IDIのタマル・ハーマンは「こんな低いポイントは、これまでナタニヤフにはありえなかったことですね」と述べている。また、かつてナタニヤフのアドバイザーを務め、いまは政治評論家に転じたアヴィヴ・ブシンスキーが、ハマス急襲の責任を認めようとしなかった理由を次のように分析している。「彼は批判者の好餌になることを恐れたのだと思います。そうなればしつっこく批判されて、権力の座にとどまるのが難しくなると思ったのでしょう」。

日本経済新聞より


他の報道機関が発表したデータも追加しておこう。10月27日に前出マーリブ紙が発表した世論調査によれば、イスラエル軍が大規模な地上作戦に乗り出すべきだと答えた人は29%、待った方がよいと答えた者が49%だった。同月19日の調査では大規模地上戦を支持していたのが65%あったのに急変している(日本経済新聞11月2日付)。日経はこれは人質救出についての考慮の結果だと示唆しているが、もちろん、その後の空爆が生み出した、ガザ地区での死者数も影響しているだろう。

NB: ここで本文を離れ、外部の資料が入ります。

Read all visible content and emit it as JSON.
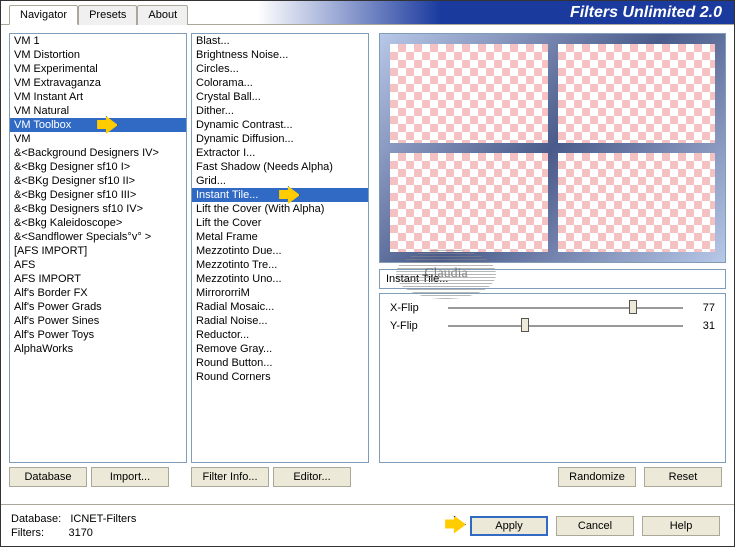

とはいえ、ネタニヤフはバイデン大統領に事実上の支持を受けているので(訪イスラエル後、急激に増えた犠牲者について、バイデンは空虚な理想を語る曖昧な言い方で自分の責任を回避している)、ブリンケン国務長官が世界のマスコミ向けに一時停戦を求めても、そう簡単には停戦に乗り出さないだろう。それこそ政治家としてのサバイバルのために、売り物の「防衛に強いビビ」のイメージを復活させなくてはならないのだ。ネタニヤフは何度も失脚したが、そのたびに復活して「マジシャン」と呼ばれた。それは彼の強かさに対する称賛でもあったが、今回はその魔術師ぶりに疑いが生まれている。

そもそも、戦時リーダーが途中で辞めることはほとんどない。第二次世界大戦では東条英機が途中で辞任したが、欧米の戦史家たちには彼を日本の「ウォーロード」とは考えていない者もいるので、途中辞任の候補になるかもあやうい。戦争が継続中に辞任すれば、敵に弱みを見せることになるから、ちょっとくらいの欠点は目をつぶるほうがいいと判断して、周囲が辞めさせないのである。

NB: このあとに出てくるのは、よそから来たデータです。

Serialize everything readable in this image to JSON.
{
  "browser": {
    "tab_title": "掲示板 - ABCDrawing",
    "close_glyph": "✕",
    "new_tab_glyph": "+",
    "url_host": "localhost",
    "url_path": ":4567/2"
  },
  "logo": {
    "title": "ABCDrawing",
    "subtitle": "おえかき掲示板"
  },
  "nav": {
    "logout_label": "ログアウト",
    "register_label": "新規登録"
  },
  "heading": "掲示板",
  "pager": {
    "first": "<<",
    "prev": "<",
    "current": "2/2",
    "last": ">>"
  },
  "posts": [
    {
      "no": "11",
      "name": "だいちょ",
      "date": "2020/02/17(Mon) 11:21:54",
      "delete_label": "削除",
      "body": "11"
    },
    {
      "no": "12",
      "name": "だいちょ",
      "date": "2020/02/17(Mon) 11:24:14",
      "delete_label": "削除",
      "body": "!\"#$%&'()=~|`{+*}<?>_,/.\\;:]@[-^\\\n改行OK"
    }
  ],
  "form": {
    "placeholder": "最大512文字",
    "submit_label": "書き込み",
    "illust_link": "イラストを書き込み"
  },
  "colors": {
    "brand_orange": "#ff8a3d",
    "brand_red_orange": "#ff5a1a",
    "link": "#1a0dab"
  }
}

しかし、戦争が一段落した後、勝利していたはずなのに選挙で負けるなどして地位を追われた指導者は少なくない。フィナンシャル紙が挙げているのは英国のチャーチル首相だが、かれは戦後に選挙で保守党が敗北して、首相の座を失った。もう少し新しい例で探せばアメリカのブッシュ大統領(父)が、湾岸戦争で勝利して支持率も急騰したが、選挙では(経済の低迷もあって)クリントンに敗れて一期で終わっている。これが息子を好戦的にしたという説もある。

ネタニヤフ擁護の意見もないことはない。フィナンシャル紙から拾うと「ハマス急襲を阻止できなかったのはシステム全体の欠陥で彼個人の問題ではない」「戦争が終わってから調査をすると意外な事実が出てくるかもしれないので、いまの段階で判断するのは時期尚早」などなど。いずれにせよ、バイデン大統領がイスラエルへの支援をやめるといわない限り(それはありえない)、ネタニヤフは地上戦へと突入するだろうが、ネタニヤフがハマスを掃討して勝利を得たとしても、栄光は束の間のものとなるだろう。